While the plaintiff is correct is noting that the court in Marinari has proclaimed that asbestos-related pleural disease, pulmonary asbestosis, and lung cancer are separate and distinct diseases, Marinari, 417 Pa. Super, at 448, 612 A.2d at 1025, this court disagrees that the Marinari court intended to permit the recovery for a second nonmalignant asbestos action. Plaintiff fails to understand that while his conditions are separate and distinct, they are identical causes of action also characterized by identical symptoms. The 1999 diagnosis by Dr. Altschuler clearly states that plaintiff’s symptoms relating to that condition included shortness of breath. Shortness of breath, of course, is one of the symptoms that Dr. Gelfand asserted were associated with plaintiff’s 1993 diagnosis. If Mr. Gatling’s subsequent 2000 claim were to be allowed, he would be bringing the same cause of action, namely damages for a symptomatic nonmalignant asbestos-related condition, which contains the same factual basis as his prior cause of action which has been fully tried and decided by a competent jury. It appears that the plaintiff is attempting to recover from essentially the same harm in separate suits.

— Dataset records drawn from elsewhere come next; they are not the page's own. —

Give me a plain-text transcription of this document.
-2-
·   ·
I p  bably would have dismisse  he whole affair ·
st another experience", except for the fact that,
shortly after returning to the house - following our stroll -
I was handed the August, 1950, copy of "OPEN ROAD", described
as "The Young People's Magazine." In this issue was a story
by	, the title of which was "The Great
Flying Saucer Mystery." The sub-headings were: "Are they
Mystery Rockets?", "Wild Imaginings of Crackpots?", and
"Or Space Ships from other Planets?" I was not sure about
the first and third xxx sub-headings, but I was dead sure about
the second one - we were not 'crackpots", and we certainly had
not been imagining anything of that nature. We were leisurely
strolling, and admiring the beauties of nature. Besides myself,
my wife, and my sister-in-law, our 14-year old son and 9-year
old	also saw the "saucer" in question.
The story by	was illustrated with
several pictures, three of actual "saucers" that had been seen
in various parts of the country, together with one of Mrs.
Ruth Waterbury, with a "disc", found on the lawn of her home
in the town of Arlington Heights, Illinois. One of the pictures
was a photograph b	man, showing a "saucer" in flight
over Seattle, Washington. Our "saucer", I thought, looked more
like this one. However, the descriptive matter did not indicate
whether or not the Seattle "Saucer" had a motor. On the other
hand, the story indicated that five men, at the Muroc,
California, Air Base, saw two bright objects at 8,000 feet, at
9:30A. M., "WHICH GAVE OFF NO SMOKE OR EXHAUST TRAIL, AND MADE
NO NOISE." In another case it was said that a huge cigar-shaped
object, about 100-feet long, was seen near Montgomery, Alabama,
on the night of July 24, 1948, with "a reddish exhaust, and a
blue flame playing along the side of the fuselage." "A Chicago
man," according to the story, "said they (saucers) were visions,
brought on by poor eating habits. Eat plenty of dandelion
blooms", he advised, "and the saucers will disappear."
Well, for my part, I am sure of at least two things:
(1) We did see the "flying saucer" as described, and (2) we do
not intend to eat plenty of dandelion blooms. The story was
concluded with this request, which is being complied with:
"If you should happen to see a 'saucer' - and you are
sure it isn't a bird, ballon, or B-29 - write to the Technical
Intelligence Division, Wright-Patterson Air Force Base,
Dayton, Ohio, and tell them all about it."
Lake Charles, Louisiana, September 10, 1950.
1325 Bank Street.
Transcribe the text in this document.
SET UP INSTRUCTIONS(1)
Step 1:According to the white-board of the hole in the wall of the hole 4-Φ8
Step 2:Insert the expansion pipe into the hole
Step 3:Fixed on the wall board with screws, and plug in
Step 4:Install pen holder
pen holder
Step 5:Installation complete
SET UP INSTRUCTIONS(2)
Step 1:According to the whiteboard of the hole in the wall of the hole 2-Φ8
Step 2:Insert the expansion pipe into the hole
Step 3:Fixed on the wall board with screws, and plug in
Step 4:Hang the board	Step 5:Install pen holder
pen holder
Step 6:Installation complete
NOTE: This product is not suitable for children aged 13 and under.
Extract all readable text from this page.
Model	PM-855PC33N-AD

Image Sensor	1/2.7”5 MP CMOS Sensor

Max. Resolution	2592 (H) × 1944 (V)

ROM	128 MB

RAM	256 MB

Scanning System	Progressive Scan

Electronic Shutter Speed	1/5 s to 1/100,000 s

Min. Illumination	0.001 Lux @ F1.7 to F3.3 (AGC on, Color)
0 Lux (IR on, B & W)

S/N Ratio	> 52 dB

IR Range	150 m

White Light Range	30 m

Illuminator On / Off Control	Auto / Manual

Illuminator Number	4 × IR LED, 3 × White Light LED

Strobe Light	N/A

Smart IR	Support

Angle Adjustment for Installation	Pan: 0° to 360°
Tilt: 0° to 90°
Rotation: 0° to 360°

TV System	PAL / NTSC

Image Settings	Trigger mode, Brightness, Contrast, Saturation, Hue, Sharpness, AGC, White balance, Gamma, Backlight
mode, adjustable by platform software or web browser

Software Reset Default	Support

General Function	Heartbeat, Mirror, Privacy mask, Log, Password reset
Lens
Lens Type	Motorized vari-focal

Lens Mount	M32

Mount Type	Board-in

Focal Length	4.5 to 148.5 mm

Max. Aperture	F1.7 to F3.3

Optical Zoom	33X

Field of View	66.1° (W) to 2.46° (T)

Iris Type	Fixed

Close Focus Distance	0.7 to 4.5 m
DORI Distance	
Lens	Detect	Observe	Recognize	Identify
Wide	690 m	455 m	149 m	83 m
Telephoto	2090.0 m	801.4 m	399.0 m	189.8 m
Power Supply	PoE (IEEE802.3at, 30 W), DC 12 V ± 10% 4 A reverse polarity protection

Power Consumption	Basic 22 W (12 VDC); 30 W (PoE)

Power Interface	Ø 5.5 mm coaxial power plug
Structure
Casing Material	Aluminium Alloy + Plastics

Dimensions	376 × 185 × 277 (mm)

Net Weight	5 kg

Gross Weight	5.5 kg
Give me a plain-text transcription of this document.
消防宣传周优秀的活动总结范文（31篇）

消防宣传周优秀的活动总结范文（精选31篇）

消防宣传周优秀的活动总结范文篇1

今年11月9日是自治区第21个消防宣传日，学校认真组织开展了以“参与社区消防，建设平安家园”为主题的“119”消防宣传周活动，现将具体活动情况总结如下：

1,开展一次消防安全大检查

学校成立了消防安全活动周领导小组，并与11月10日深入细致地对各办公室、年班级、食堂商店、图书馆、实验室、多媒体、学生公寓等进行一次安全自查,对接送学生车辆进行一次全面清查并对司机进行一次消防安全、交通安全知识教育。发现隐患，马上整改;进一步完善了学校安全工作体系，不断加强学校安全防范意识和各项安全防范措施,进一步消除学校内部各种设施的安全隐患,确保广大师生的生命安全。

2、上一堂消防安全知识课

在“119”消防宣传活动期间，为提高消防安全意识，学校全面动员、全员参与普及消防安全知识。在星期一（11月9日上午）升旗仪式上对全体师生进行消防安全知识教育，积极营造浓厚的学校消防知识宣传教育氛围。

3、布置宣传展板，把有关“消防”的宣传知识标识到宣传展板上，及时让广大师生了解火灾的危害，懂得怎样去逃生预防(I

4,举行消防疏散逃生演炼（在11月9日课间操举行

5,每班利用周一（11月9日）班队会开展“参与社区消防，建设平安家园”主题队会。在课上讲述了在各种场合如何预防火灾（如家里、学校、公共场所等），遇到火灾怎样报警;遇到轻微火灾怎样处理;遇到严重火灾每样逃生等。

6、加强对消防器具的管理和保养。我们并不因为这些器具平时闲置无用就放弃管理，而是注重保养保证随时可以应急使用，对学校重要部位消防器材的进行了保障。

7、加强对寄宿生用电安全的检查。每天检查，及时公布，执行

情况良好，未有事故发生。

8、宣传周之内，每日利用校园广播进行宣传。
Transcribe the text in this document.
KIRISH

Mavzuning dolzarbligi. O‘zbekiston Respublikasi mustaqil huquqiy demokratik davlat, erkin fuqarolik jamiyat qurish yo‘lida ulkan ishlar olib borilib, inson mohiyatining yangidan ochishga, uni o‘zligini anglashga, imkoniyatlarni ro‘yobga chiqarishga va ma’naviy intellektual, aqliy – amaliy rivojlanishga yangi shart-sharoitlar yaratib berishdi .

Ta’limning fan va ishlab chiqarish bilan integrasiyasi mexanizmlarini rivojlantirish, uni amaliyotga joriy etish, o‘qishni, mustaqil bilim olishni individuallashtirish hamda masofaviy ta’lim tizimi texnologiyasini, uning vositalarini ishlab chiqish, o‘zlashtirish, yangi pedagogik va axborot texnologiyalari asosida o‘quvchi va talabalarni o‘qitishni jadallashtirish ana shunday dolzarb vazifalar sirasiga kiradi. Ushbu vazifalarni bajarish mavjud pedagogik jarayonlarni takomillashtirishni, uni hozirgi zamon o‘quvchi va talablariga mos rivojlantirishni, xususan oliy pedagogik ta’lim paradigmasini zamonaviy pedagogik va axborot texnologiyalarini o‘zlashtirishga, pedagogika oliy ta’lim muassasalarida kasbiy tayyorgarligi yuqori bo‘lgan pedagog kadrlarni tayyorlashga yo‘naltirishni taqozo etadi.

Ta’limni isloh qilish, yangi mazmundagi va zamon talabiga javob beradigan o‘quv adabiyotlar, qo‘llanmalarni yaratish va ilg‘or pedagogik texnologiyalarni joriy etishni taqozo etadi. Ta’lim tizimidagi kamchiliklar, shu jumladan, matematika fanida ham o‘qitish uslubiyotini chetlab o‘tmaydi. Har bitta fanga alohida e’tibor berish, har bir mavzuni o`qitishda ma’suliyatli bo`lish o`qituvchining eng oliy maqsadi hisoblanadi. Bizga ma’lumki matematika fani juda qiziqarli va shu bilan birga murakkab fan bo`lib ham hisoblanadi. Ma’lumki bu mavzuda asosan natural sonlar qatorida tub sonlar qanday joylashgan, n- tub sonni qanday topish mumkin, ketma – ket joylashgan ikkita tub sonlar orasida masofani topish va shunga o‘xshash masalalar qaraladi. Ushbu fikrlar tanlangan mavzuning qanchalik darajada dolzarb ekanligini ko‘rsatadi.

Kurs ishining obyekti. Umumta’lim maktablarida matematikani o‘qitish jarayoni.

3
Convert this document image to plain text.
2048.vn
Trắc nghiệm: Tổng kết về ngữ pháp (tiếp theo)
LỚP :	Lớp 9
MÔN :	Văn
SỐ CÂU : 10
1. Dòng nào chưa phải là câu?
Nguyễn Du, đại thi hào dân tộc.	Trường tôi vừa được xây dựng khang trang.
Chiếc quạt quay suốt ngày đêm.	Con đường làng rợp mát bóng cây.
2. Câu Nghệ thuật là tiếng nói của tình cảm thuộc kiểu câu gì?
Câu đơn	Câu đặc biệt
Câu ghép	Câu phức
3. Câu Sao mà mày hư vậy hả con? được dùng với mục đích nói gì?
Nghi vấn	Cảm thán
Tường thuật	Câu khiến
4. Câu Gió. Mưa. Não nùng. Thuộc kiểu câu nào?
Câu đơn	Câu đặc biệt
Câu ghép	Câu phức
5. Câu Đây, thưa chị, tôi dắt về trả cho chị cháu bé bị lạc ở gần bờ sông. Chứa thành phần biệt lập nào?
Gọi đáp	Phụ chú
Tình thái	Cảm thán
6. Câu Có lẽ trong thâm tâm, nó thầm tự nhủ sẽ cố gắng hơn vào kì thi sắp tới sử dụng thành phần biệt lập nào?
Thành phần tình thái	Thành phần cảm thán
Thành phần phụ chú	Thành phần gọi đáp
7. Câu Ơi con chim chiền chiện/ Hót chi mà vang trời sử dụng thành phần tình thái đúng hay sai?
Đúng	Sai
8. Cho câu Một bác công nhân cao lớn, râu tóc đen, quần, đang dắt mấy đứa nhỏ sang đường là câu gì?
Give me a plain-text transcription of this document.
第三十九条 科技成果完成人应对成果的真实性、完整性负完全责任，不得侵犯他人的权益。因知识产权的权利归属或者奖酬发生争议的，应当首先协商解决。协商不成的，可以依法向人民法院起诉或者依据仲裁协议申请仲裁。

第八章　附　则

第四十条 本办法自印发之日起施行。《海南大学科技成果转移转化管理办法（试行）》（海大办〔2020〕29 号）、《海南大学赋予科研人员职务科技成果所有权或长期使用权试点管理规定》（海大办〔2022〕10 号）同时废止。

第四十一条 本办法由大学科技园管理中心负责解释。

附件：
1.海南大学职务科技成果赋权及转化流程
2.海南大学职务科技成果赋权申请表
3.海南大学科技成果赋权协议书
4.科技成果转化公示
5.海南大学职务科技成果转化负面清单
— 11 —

It is important to note that the separate disease rule was adopted essentially to create a distinction between separate nonmalignant and malignant asbestos-related diseases. Only a narrow exception to pte-Gijfear plaintiffs who had not filed asymptomatic nonmalignant pleural thickening claims, and have subsequently incurred further asbestos-related symptoms has been allowed. See *221McCauley, supra. Plaintiff falls outside of that exception in this case. “Therefore we today join a majority of jurisdictions which have responded to this difficult issue by holding that an asbestos plaintiff may assert, in a second lawsuit, a claim for a distinct, separate disease if and when it develops at a later time.” Marinari, 417 Pa. Super, at 453-54, 612 A.2d at 1028. The purpose of this rule was not to create separate causes of action for plaintiffs at different stages of their symptomatic nonmalignant asbestos-related diseases. “In such actions, recovery can be had in a first action only for a disease which has already manifested itself from the exposure to asbestos and the natural predictable progression, if any, of that disease. If additional injuries from a separate disease manifest themselves in the future, such injuries will support a second action.” Id. at 445, 612 A.2d at 1123.

This court finds the jury decision in plaintiff’s 1988 action is a bar to any further claims for damages resulting from his symptomatic, nonmalignant, asbestos-related lung diseases under the principle of res judicata.

In consideration of the analysis set forth above, this court finds that the defendant’s preliminary objections were properly granted.